Para Kepala Daerah Wajib Menjalankan Aturan Stop Open Dumping Mulai Sekarang Juga
Deputi Bidang Penegakan Hukum Lingkungan Kementerian Lingkungan Hidup, Rizal Irawan, turut menyoroti permasalahan genting ini. Ia menyebut titik api bermula dari sebuah area luar zona penanganan timbunan sampah secara aman. Pemerintah juga berencana mengevaluasi tata kelola ratusan fasilitas penampungan serupa pada awal Agustus mendatang. Wahana Lingkungan Hidup Indonesia turut menyuarakan peringatan keras mereka mengenai kondisi pelestarian alam tingkat nasional. Organisasi ini menilai tumpukan limbah organik memicu produksi gas metana dalam jumlah yang sangat besar.

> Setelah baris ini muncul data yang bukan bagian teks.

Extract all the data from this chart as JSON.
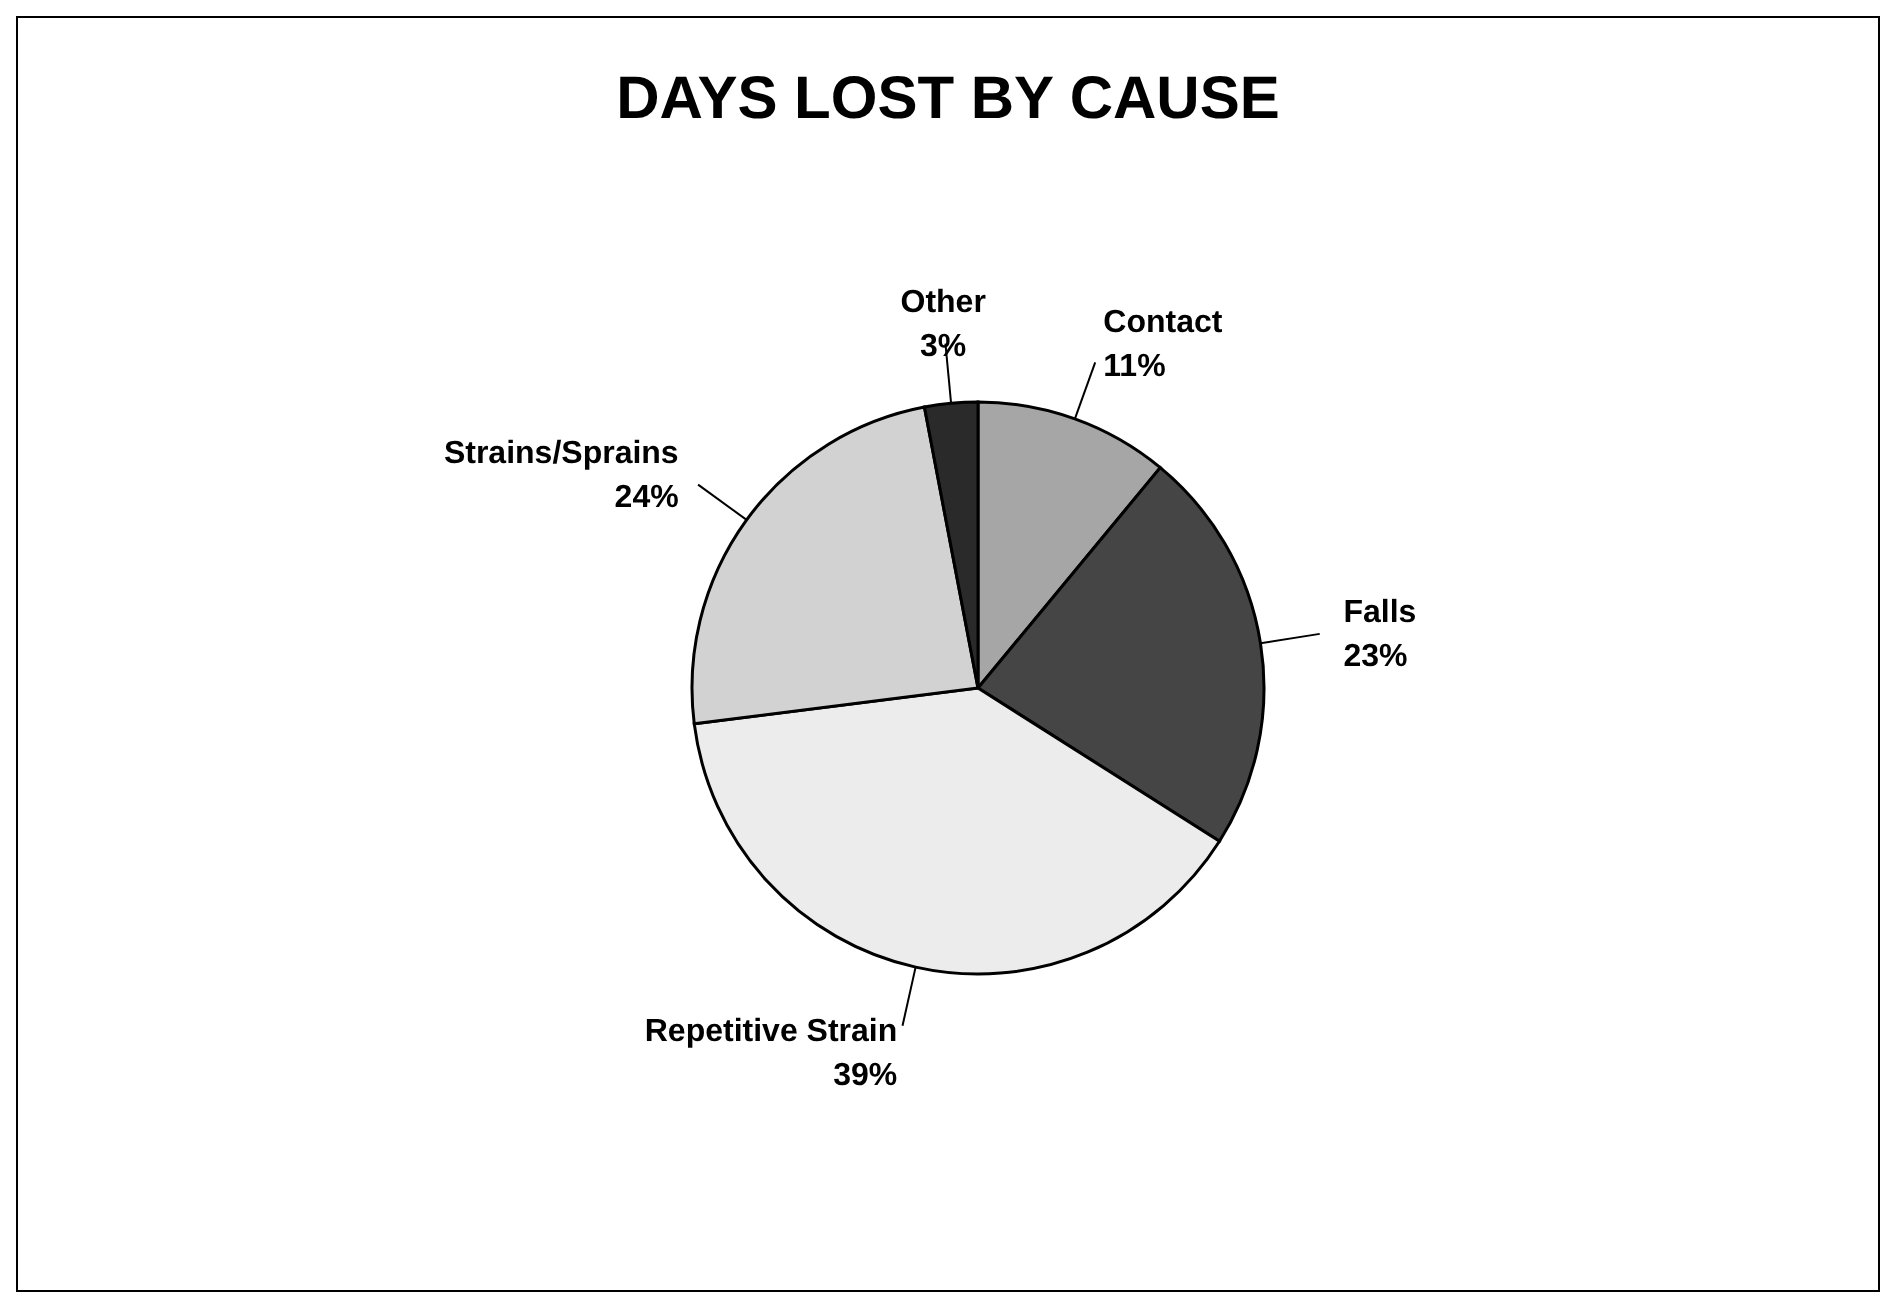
{
  "chart_data": {
    "type": "pie",
    "title": "DAYS LOST BY CAUSE",
    "categories": [
      "Contact",
      "Falls",
      "Repetitive Strain",
      "Strains/Sprains",
      "Other"
    ],
    "values": [
      11,
      23,
      39,
      24,
      3
    ],
    "value_labels": [
      "11%",
      "23%",
      "39%",
      "24%",
      "3%"
    ],
    "colors": [
      "#a6a6a6",
      "#454545",
      "#ececec",
      "#d2d2d2",
      "#2a2a2a"
    ]
  }
}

Sebagai akibatnya, gas metana tersebut berpotensi tinggi memicu api menyala berkobar melahap area sekitarnya. Setiap bupati maupun wali kota kini harus segera mulai mematuhi penerapan aturan stop open dumping. Langkah menutup timbunan menggunakan tanah akan memutus suplai oksigen lalu menekan pelepasan gas berbahaya tersebut. Menteri Koordinator Bidang Pangan, Zulkifli Hasan, juga mewanti-wanti ancaman bahaya penumpukan limbah masyarakat secara masif. Beliau meminta seluruh bupati beserta gubernur mencari jalan keluar komprehensif mengenai permasalahan lingkungan tingkat daerah.

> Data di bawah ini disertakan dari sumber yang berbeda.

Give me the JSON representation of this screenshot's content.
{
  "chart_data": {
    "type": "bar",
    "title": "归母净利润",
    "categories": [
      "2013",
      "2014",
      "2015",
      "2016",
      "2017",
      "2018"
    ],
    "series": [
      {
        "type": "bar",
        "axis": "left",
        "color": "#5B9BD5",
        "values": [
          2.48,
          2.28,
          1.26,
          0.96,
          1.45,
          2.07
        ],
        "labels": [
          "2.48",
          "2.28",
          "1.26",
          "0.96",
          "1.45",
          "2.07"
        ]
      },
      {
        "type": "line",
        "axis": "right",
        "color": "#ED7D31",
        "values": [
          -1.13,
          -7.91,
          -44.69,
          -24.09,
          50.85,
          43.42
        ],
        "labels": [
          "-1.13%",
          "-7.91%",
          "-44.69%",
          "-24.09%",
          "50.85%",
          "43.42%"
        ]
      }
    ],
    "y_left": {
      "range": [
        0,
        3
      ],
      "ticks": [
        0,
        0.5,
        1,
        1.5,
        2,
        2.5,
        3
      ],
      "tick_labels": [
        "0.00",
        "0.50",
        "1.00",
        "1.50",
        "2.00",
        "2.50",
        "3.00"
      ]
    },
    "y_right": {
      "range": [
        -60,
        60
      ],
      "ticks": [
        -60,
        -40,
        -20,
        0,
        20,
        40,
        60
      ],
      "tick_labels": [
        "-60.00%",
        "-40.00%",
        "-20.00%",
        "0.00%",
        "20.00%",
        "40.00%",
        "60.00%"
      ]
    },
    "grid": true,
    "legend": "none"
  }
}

Zulkifli juga berulang kali menegaskan bahwa ketersediaan lahan pembuangan akhir telah semakin menyusut secara drastis. Selain itu, hampir semua kota maupun kabupaten wilayah Indonesia sedang mengalami situasi darurat penumpukan sampah. Meskipun beberapa pimpinan daerah memohon penundaan, pemerintah pusat menolak keras permohonan kelonggaran batas waktu tersebut. Dengan demikian, seluruh masyarakat dan aparatur negara harus bersama-sama menyukseskan program stop open dumping tahun ini. Bangsa Indonesia pasti mampu mengatasi berbagai macam tantangan lingkungan apabila semua pemimpin daerah bekerja keras.